How a pesticide is applied impacts potential exposure in the environment, and therefore impacts risk. There are various application methods; some, like aerial applications, can increase the risk of drift, while others, like applications directly to the soil, can increase the risk of the pesticide moving off a field during a heavy rain.


There are a variety of strategies that farmers can use to reduce, or mitigate, pesticide-related risks. Buffer zones between an application site and an untreated area like a school, pollinator habitat or body of water are a common risk mitigation strategy. Vegetation planted into strips around bodies of water help to filter pollutants including pesticides, nutrients and sediment out of runoff before it enters the water. Other mitigation efforts include choosing pesticides with the lowest toxicity, wearing personal protective equipment and not applying pesticides before rain or when the wind speeds are too low or too high.


Pesticides can be harmful to humans, particularly the farm workers whose jobs create more opportunities for exposure than the general public, and to organisms in the environment that are not the intended target, including pollinators and other beneficial species. Understanding where the risks are is an important first step in assessing how to best mitigate them. While much of the risk seems to lay in farmers’ hands, we all have the power to impact the way that pesticides are used.

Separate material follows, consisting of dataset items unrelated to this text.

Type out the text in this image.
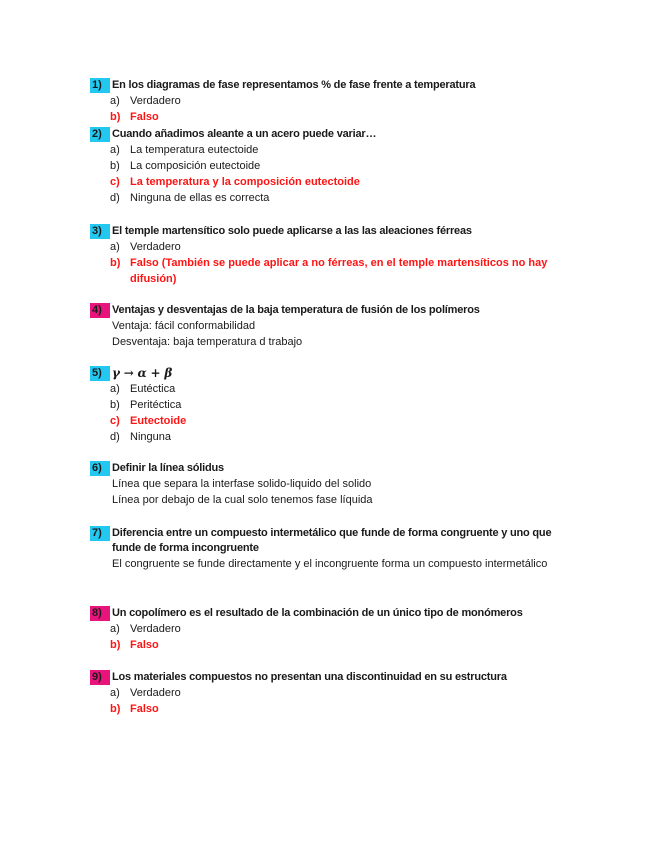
1) En los diagramas de fase representamos % de fase frente a temperatura
a) Verdadero
b) Falso
2) Cuando añadimos aleante a un acero puede variar…
a) La temperatura eutectoide
b) La composición eutectoide
c) La temperatura y la composición eutectoide
d) Ninguna de ellas es correcta
3) El temple martensítico solo puede aplicarse a las las aleaciones férreas
a) Verdadero
b) Falso (También se puede aplicar a no férreas, en el temple martensíticos no hay difusión)
4) Ventajas y desventajas de la baja temperatura de fusión de los polímeros
Ventaja: fácil conformabilidad
Desventaja: baja temperatura d trabajo
5) γ → α + β
a) Eutéctica
b) Peritéctica
c) Eutectoide
d) Ninguna
6) Definir la línea sólidus
Línea que separa la interfase solido-liquido del solido
Línea por debajo de la cual solo tenemos fase líquida
7) Diferencia entre un compuesto intermetálico que funde de forma congruente y uno que funde de forma incongruente
El congruente se funde directamente y el incongruente forma un compuesto intermetálico
8) Un copolímero es el resultado de la combinación de un único tipo de monómeros
a) Verdadero
b) Falso
9) Los materiales compuestos no presentan una discontinuidad en su estructura
a) Verdadero
b) Falso
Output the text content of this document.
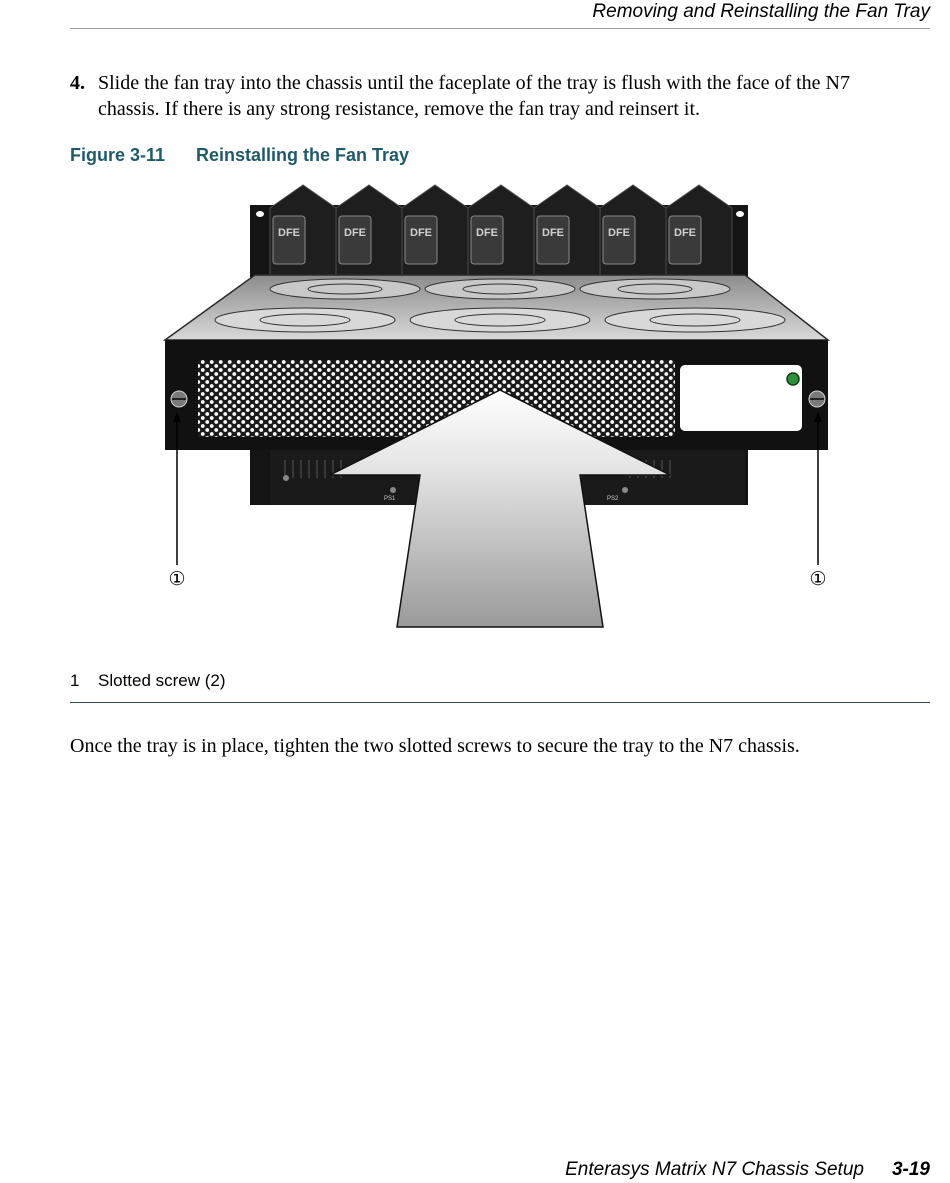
Removing and Reinstalling the Fan Tray
4. Slide the fan tray into the chassis until the faceplate of the tray is flush with the face of the N7 chassis. If there is any strong resistance, remove the fan tray and reinsert it.
Figure 3-11 Reinstalling the Fan Tray
DFE	DFE	DFE	DFE	DFE	DFE	DFE
PS1	PS2
①	①
1 Slotted screw (2)
Once the tray is in place, tighten the two slotted screws to secure the tray to the N7 chassis.
Enterasys Matrix N7 Chassis Setup 3-19
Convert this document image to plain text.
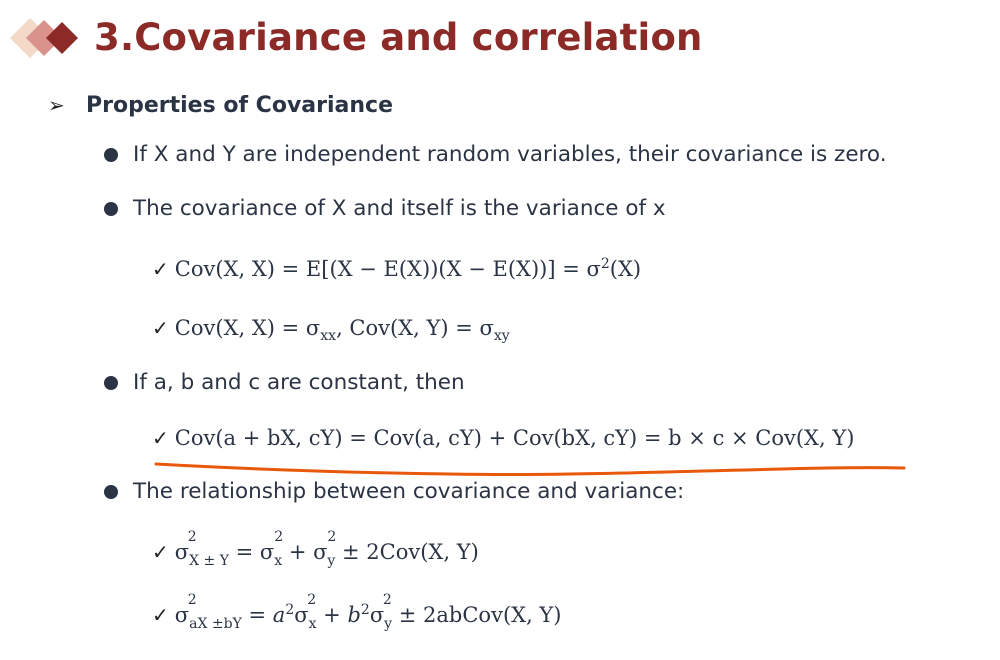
3.Covariance and correlation
➢ Properties of Covariance
If X and Y are independent random variables, their covariance is zero.
The covariance of X and itself is the variance of x
✓ Cov(X, $X) = E[(X - E(X))(X - E(X))] = \sigma^2(X)$
✓ Cov(X, $X) = \sigma_{xx}$, Cov(X, $Y) = \sigma_{xy}$
If a, b and c are constant, then
✓ Cov(a + bX, cY) = Cov(a, cY) + Cov(bX, cY) = b × c × Cov(X, Y)
The relationship between covariance and variance:
✓ σ
2
$_{X \pm Y}$ = σ
2
$_x$ + σ
2
$_y$ ± 2Cov(X, Y)
✓ σ
2
$_{aX \pm bY} = a^2\sigma$
2
$_x + b^2\sigma$
2
$_y$ ± 2abCov(X, Y)
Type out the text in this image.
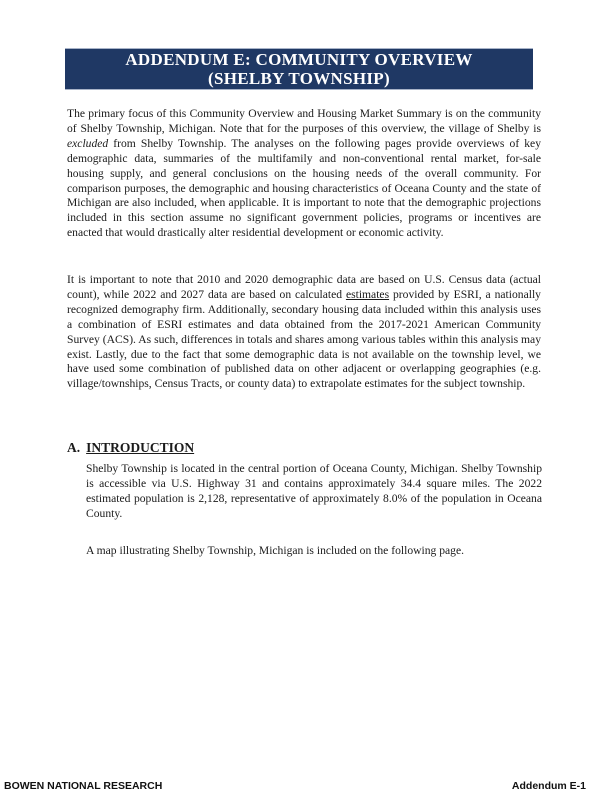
ADDENDUM E: COMMUNITY OVERVIEW
(SHELBY TOWNSHIP)

The primary focus of this Community Overview and Housing Market Summary is on the community of Shelby Township, Michigan. Note that for the purposes of this overview, the village of Shelby is excluded from Shelby Township. The analyses on the following pages provide overviews of key demographic data, summaries of the multifamily and non-conventional rental market, for-sale housing supply, and general conclusions on the housing needs of the overall community. For comparison purposes, the demographic and housing characteristics of Oceana County and the state of Michigan are also included, when applicable. It is important to note that the demographic projections included in this section assume no significant government policies, programs or incentives are enacted that would drastically alter residential development or economic activity.

It is important to note that 2010 and 2020 demographic data are based on U.S. Census data (actual count), while 2022 and 2027 data are based on calculated estimates provided by ESRI, a nationally recognized demography firm. Additionally, secondary housing data included within this analysis uses a combination of ESRI estimates and data obtained from the 2017-2021 American Community Survey (ACS). As such, differences in totals and shares among various tables within this analysis may exist. Lastly, due to the fact that some demographic data is not available on the township level, we have used some combination of published data on other adjacent or overlapping geographies (e.g. village/townships, Census Tracts, or county data) to extrapolate estimates for the subject township.

A. INTRODUCTION

Shelby Township is located in the central portion of Oceana County, Michigan. Shelby Township is accessible via U.S. Highway 31 and contains approximately 34.4 square miles. The 2022 estimated population is 2,128, representative of approximately 8.0% of the population in Oceana County.

A map illustrating Shelby Township, Michigan is included on the following page.

BOWEN NATIONAL RESEARCH	Addendum E-1
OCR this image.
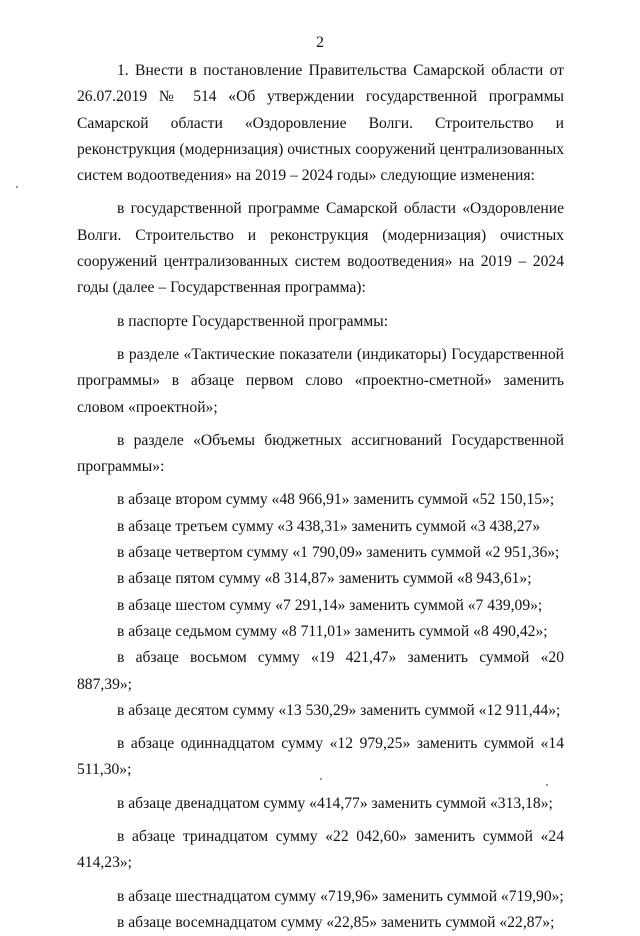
2

1. Внести в постановление Правительства Самарской области от 26.07.2019 № 514 «Об утверждении государственной программы Самарской области «Оздоровление Волги. Строительство и реконструкция (модернизация) очистных сооружений централизованных систем водоотведения» на 2019 – 2024 годы» следующие изменения:

в государственной программе Самарской области «Оздоровление Волги. Строительство и реконструкция (модернизация) очистных сооружений централизованных систем водоотведения» на 2019 – 2024 годы (далее – Государственная программа):

в паспорте Государственной программы:

в разделе «Тактические показатели (индикаторы) Государственной программы» в абзаце первом слово «проектно-сметной» заменить словом «проектной»;

в разделе «Объемы бюджетных ассигнований Государственной программы»:

в абзаце втором сумму «48 966,91» заменить суммой «52 150,15»;

в абзаце третьем сумму «3 438,31» заменить суммой «3 438,27»

в абзаце четвертом сумму «1 790,09» заменить суммой «2 951,36»;

в абзаце пятом сумму «8 314,87» заменить суммой «8 943,61»;

в абзаце шестом сумму «7 291,14» заменить суммой «7 439,09»;

в абзаце седьмом сумму «8 711,01» заменить суммой «8 490,42»;

в абзаце восьмом сумму «19 421,47» заменить суммой «20 887,39»;

в абзаце десятом сумму «13 530,29» заменить суммой «12 911,44»;

в абзаце одиннадцатом сумму «12 979,25» заменить суммой «14 511,30»;

в абзаце двенадцатом сумму «414,77» заменить суммой «313,18»;

в абзаце тринадцатом сумму «22 042,60» заменить суммой «24 414,23»;

в абзаце шестнадцатом сумму «719,96» заменить суммой «719,90»;

в абзаце восемнадцатом сумму «22,85» заменить суммой «22,87»;
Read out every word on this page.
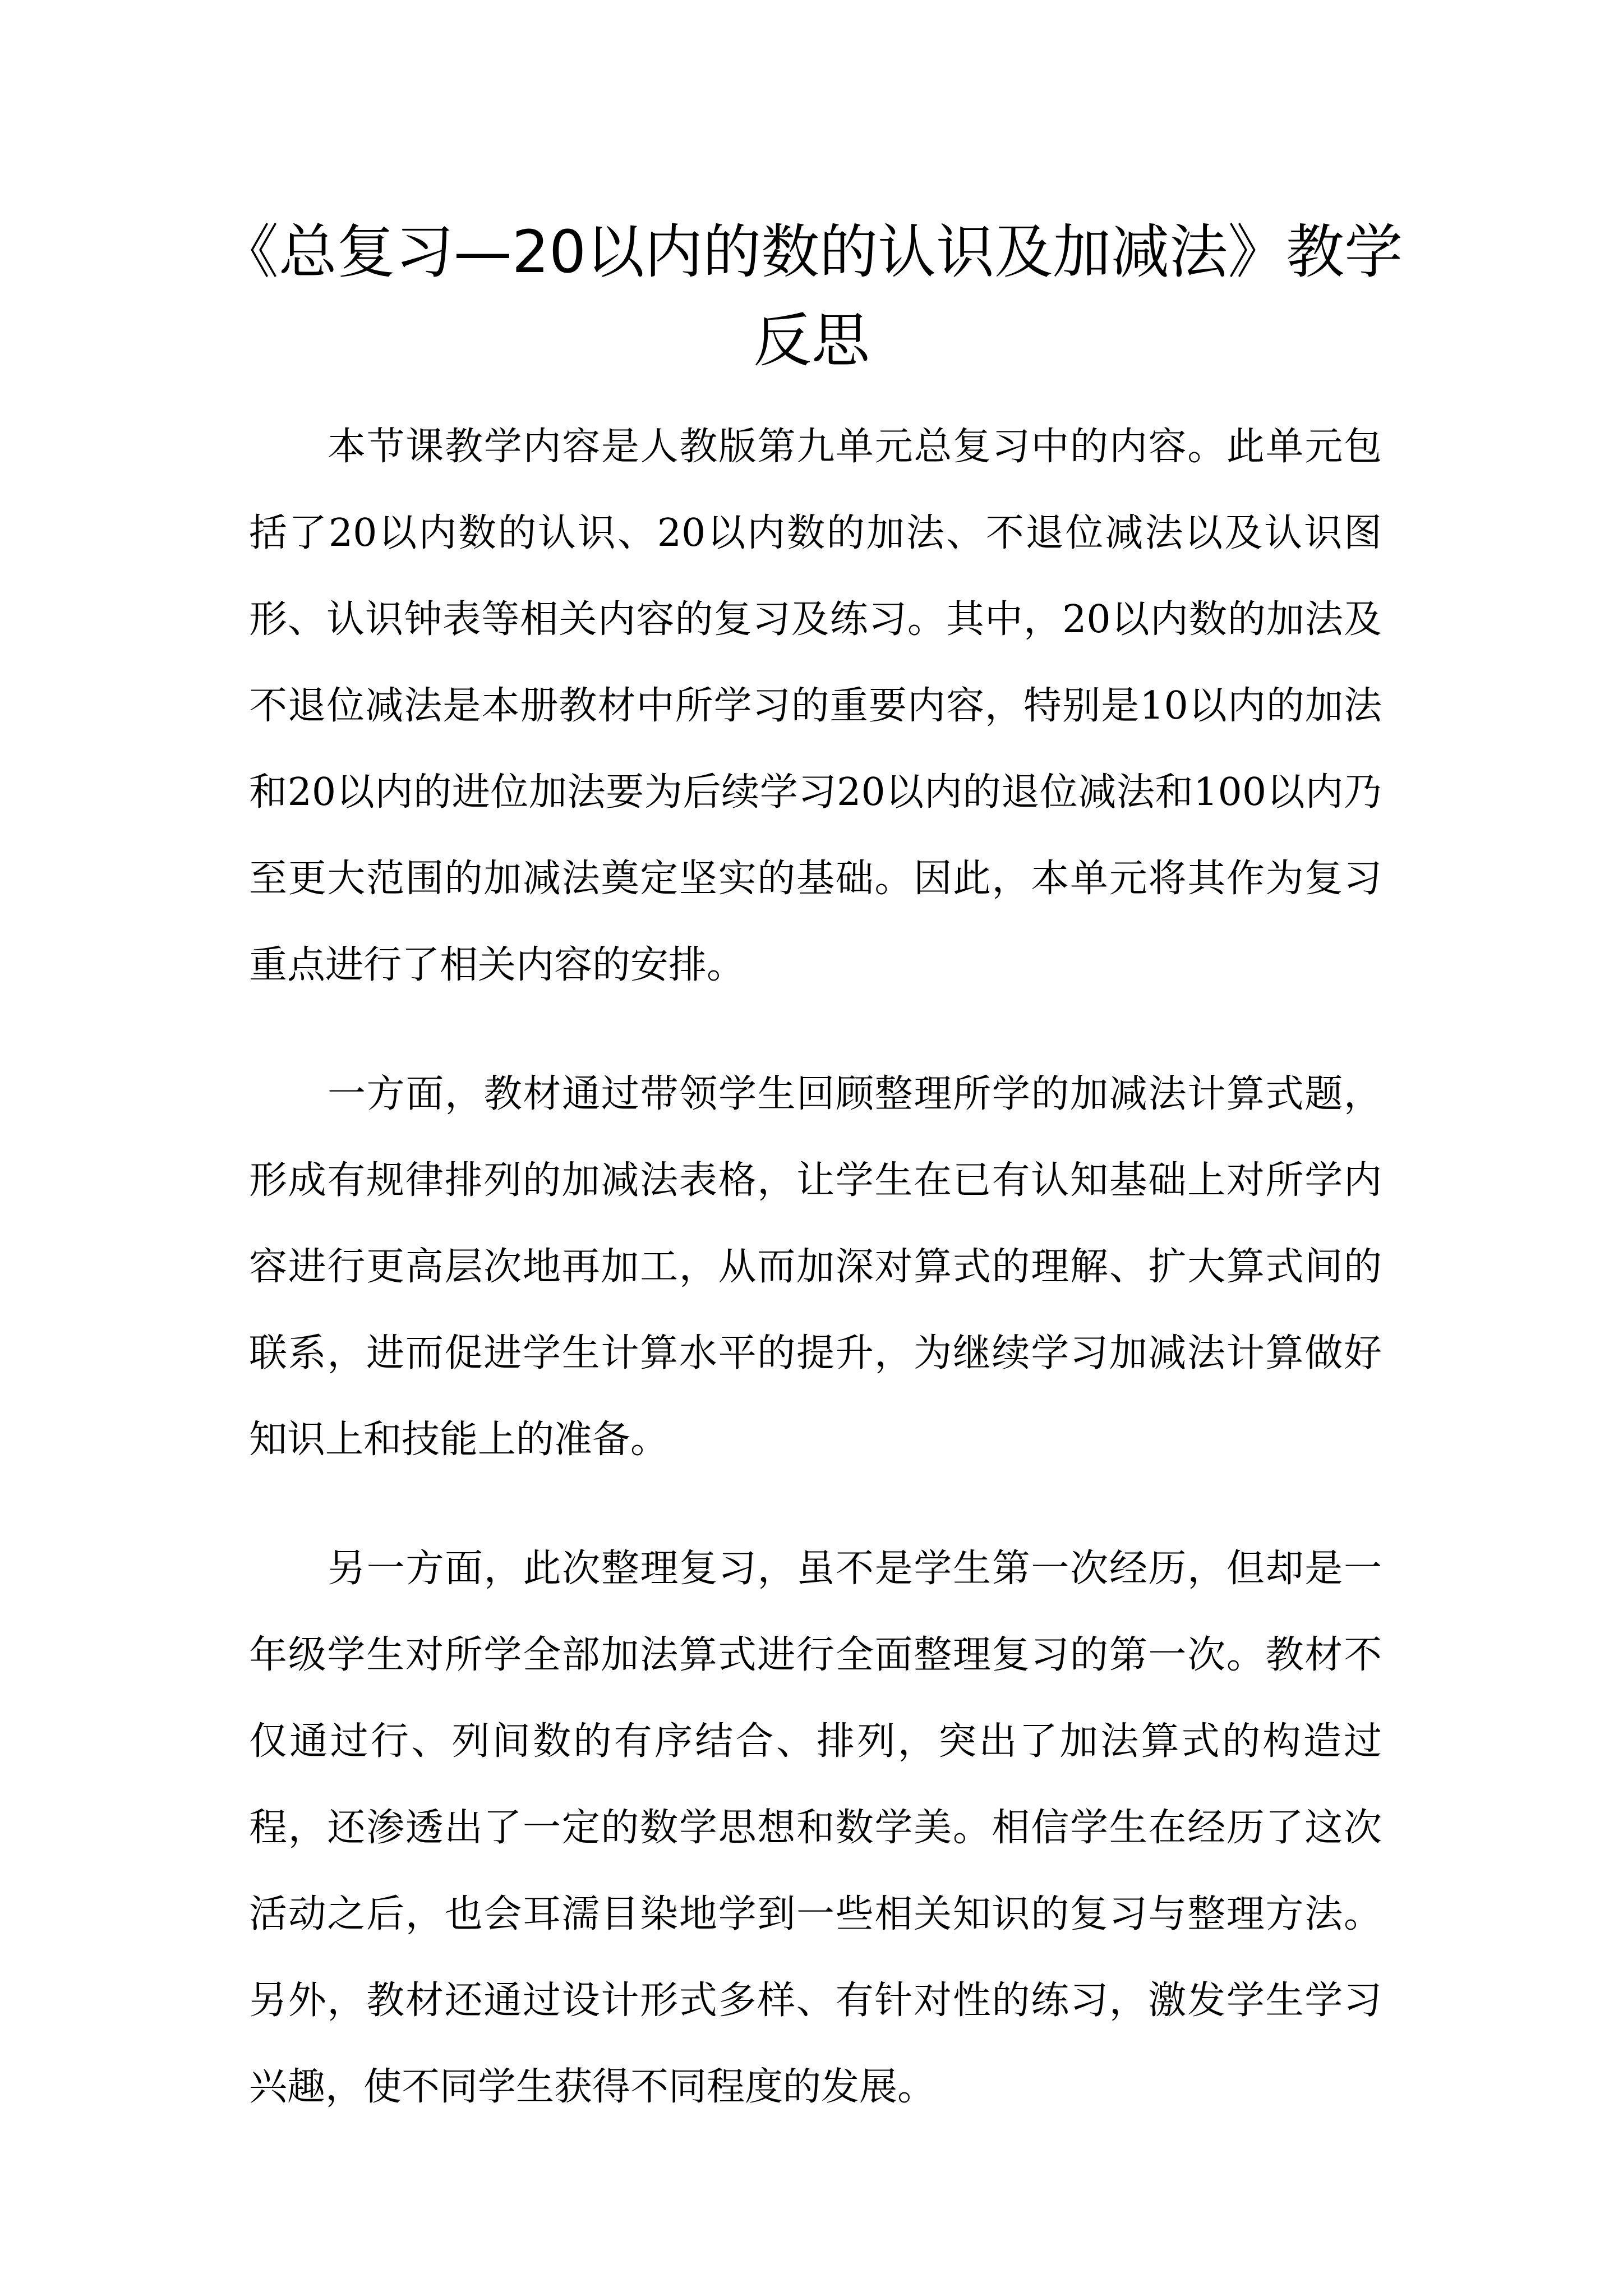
《总复习—20以内的数的认识及加减法》教学反思

本节课教学内容是人教版第九单元总复习中的内容。此单元包括了20以内数的认识、20以内数的加法、不退位减法以及认识图形、认识钟表等相关内容的复习及练习。其中，20以内数的加法及不退位减法是本册教材中所学习的重要内容，特别是10以内的加法和20以内的进位加法要为后续学习20以内的退位减法和100以内乃至更大范围的加减法奠定坚实的基础。因此，本单元将其作为复习重点进行了相关内容的安排。

一方面，教材通过带领学生回顾整理所学的加减法计算式题，形成有规律排列的加减法表格，让学生在已有认知基础上对所学内容进行更高层次地再加工，从而加深对算式的理解、扩大算式间的联系，进而促进学生计算水平的提升，为继续学习加减法计算做好知识上和技能上的准备。

另一方面，此次整理复习，虽不是学生第一次经历，但却是一年级学生对所学全部加法算式进行全面整理复习的第一次。教材不仅通过行、列间数的有序结合、排列，突出了加法算式的构造过程，还渗透出了一定的数学思想和数学美。相信学生在经历了这次活动之后，也会耳濡目染地学到一些相关知识的复习与整理方法。另外，教材还通过设计形式多样、有针对性的练习，激发学生学习兴趣，使不同学生获得不同程度的发展。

Farmers use pesticides to grow the food that we all eat and to meet market demands for high yields of cosmetically perfect produce. Farmers have a history of changing and adapting to new challenges and market and consumer demands. Some advances already underway include a growing market for “imperfect” produce, companies investing in IPM and regenerative agriculture and consumers increasingly seeking transparency into how their food is grown. People have the power to drive change in the food system by making informed purchasing choices and supporting companies that share their values.